Promising New Voices | First features at Sundance 2021




  Sundance is the playground for directorial debuts and the foundational steps of a career to blossom. Like any other year, despite taking place online, the 2021 entries showcased that same promise. There were so many stories to fall in love with this year, and today I wanted to highlight three feature directorial debuts from Sundance that caught my eye and made me curious to see the filmmaker's next steps in the industry.  
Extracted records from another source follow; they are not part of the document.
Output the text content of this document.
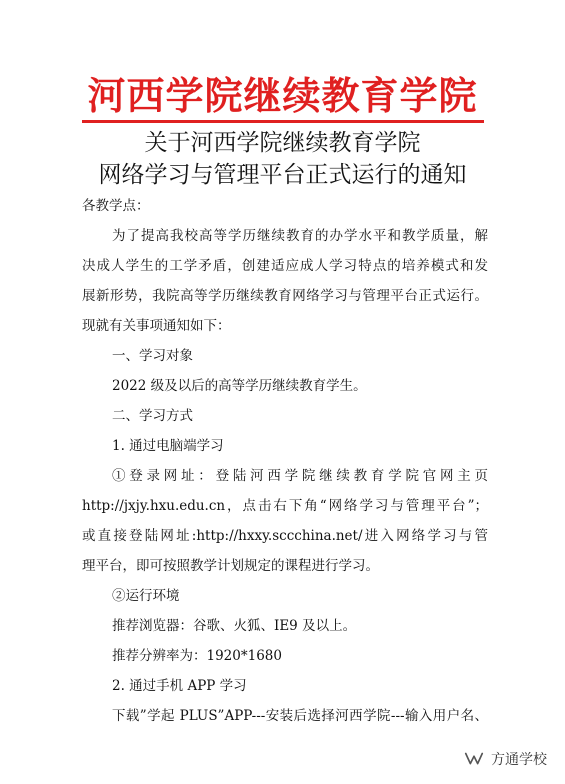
河西学院继续教育学院
关于河西学院继续教育学院
网络学习与管理平台正式运行的通知
各教学点：
为了提高我校高等学历继续教育的办学水平和教学质量，解
决成人学生的工学矛盾，创建适应成人学习特点的培养模式和发
展新形势，我院高等学历继续教育网络学习与管理平台正式运行。
现就有关事项通知如下：
一、学习对象
2022 级及以后的高等学历继续教育学生。
二、学习方式
1. 通过电脑端学习
①登录网址：登陆河西学院继续教育学院官网主页
http://jxjy.hxu.edu.cn，点击右下角“网络学习与管理平台”；
或直接登陆网址:http://hxxy.sccchina.net/进入网络学习与管
理平台，即可按照教学计划规定的课程进行学习。
②运行环境
推荐浏览器：谷歌、火狐、IE9 及以上。
推荐分辨率为：1920*1680
2. 通过手机 APP 学习
下载”学起 PLUS”APP---安装后选择河西学院---输入用户名、
方通学校
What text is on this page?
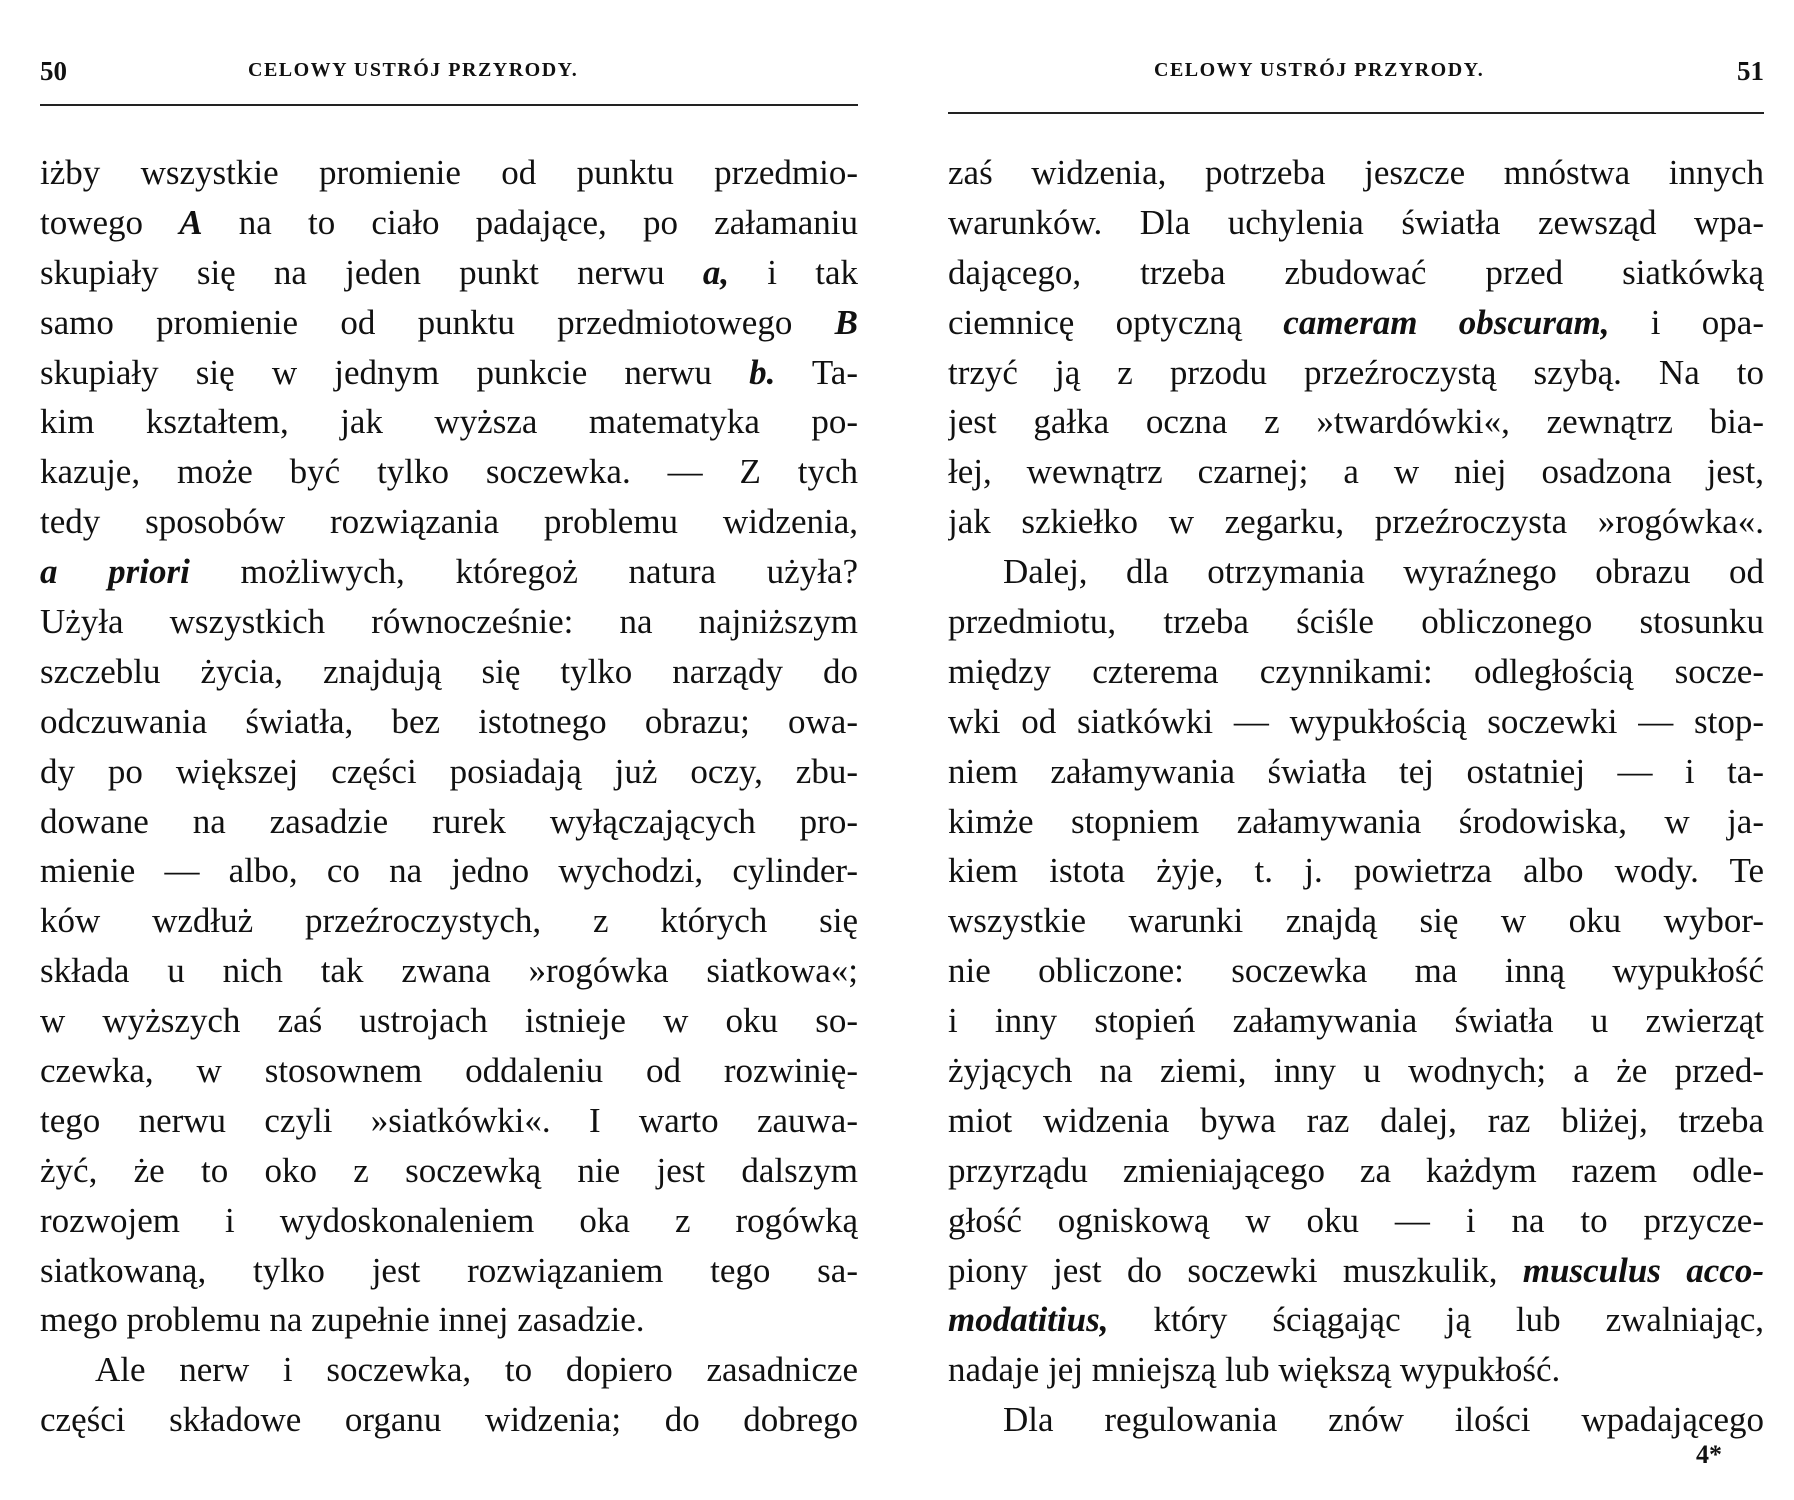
50	CELOWY USTRÓJ PRZYRODY.
iżby wszystkie promienie od punktu przedmio-
towego A na to ciało padające, po załamaniu
skupiały się na jeden punkt nerwu a, i tak
samo promienie od punktu przedmiotowego B
skupiały się w jednym punkcie nerwu b. Ta-
kim kształtem, jak wyższa matematyka po-
kazuje, może być tylko soczewka. — Z tych
tedy sposobów rozwiązania problemu widzenia,
a priori możliwych, któregoż natura użyła?
Użyła wszystkich równocześnie: na najniższym
szczeblu życia, znajdują się tylko narządy do
odczuwania światła, bez istotnego obrazu; owa-
dy po większej części posiadają już oczy, zbu-
dowane na zasadzie rurek wyłączających pro-
mienie — albo, co na jedno wychodzi, cylinder-
ków wzdłuż przeźroczystych, z których się
składa u nich tak zwana »rogówka siatkowa«;
w wyższych zaś ustrojach istnieje w oku so-
czewka, w stosownem oddaleniu od rozwinię-
tego nerwu czyli »siatkówki«. I warto zauwa-
żyć, że to oko z soczewką nie jest dalszym
rozwojem i wydoskonaleniem oka z rogówką
siatkowaną, tylko jest rozwiązaniem tego sa-
mego problemu na zupełnie innej zasadzie.
Ale nerw i soczewka, to dopiero zasadnicze
części składowe organu widzenia; do dobrego
CELOWY USTRÓJ PRZYRODY.	51
zaś widzenia, potrzeba jeszcze mnóstwa innych
warunków. Dla uchylenia światła zewsząd wpa-
dającego, trzeba zbudować przed siatkówką
ciemnicę optyczną cameram obscuram, i opa-
trzyć ją z przodu przeźroczystą szybą. Na to
jest gałka oczna z »twardówki«, zewnątrz bia-
łej, wewnątrz czarnej; a w niej osadzona jest,
jak szkiełko w zegarku, przeźroczysta »rogówka«.
Dalej, dla otrzymania wyraźnego obrazu od
przedmiotu, trzeba ściśle obliczonego stosunku
między czterema czynnikami: odległością socze-
wki od siatkówki — wypukłością soczewki — stop-
niem załamywania światła tej ostatniej — i ta-
kimże stopniem załamywania środowiska, w ja-
kiem istota żyje, t. j. powietrza albo wody. Te
wszystkie warunki znajdą się w oku wybor-
nie obliczone: soczewka ma inną wypukłość
i inny stopień załamywania światła u zwierząt
żyjących na ziemi, inny u wodnych; a że przed-
miot widzenia bywa raz dalej, raz bliżej, trzeba
przyrządu zmieniającego za każdym razem odle-
głość ogniskową w oku — i na to przycze-
piony jest do soczewki muszkulik, musculus acco-
modatitius, który ściągając ją lub zwalniając,
nadaje jej mniejszą lub większą wypukłość.
Dla regulowania znów ilości wpadającego
4*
Ma Belle, My Beauty dir. by Marion Hill

93 mins | Drama, Romance 

The place where people fall in love, the south of France, is seen in all its romanticised beauty in Marion Hill's feature directorial-debut; Ma Belle, My Beauty. Shot in Anduze, the former polyamorous love-affair between Bertie, Lane and Fred burns anew during a brief reunion after the marriage of Bertie and Fred. Both written and directed by Marion Hill Ma Belle, My Beauty is a promising debut where desire blossoms secretly on cobbled pathways or in a single momentary glance. 


Idella Johnson and Hannah Pepper use the naturalism of Hill's script to paint an intricate portrait of a fraught affair and invite us to be part of it for a fleeting 93 minutes. It's romantic, sultry and grand with unobtrusive force. Hill allures with the same quality of a summer's evening in France and Ma Belle Ma Beauty will become a favourite of those who love to watch beautiful people fall for one another in a beautiful setting. 



El Planeta dir. by Amalia Ulman

79 mins | Drama, Comedy


Reminiscent of the late Agnes Varda's Cleo from 5 to 7 Amalia Ulman's feature debut, El Planeta is a black and white vision exploring contemporary ideals of wealth and influence. Starring, writing and directing, Amalia Ulman plays Leonor opposite her mother, Ale Ulman as María. Together they show the intricate parallels of the mother/daughter dynamic, as similar as they are different, taking their coats off before they leave for the day. It is wonderfully off-beat and precise in its handling of money and dreams, drifting in a timeless ether where everything remains the same adjacent to everything changing.


It is as critical as it is idiosyncratic, diving deep into economic desire and its effect on lives, particularly for artists. María is in a purgatory-esque space where prison is no deterrent to her spending habits, and it is melancholic as it is funny to watch her share her ideas of it being a place of "free housing and food". Intimately capturing the romance and exhaustion that comes with being a daughter, together Amalia and her mother have made a beautiful hidden gem that'll be well-loved by those who find it. 





On the Count of Three dir. by Jerrod Carmichael

84 mins | Drama, Dark Comedy


Slightly more experienced in that this is Jerrod Carmichael's first theatrical feature as opposed to a film made for television, On the Count of Three showcases Carmichael's skill as both actor and director. Written by Ari Katcher and Ryan Welch, the film received the Waldo Salt Screenwriting Award at this year's festival for its darkly comic, but beautifully crafted screenplay. 


Best friends Val and Kevin mutually agree to end their lives at the end of the day and spend the last together in an initially unextraordinary way that spirals out of control. Both Carmichael and his co-star Christopher Abbott demonstrate the power of performance and what it can do when discussing topics as brutal and painful as mental health and suicidal tendencies. There's some painstakingly crushing attention to detail in On the Count of Three, from things as small as music choice to quiet asides from various characters. All of it works, all of it is deeply cared for by its director.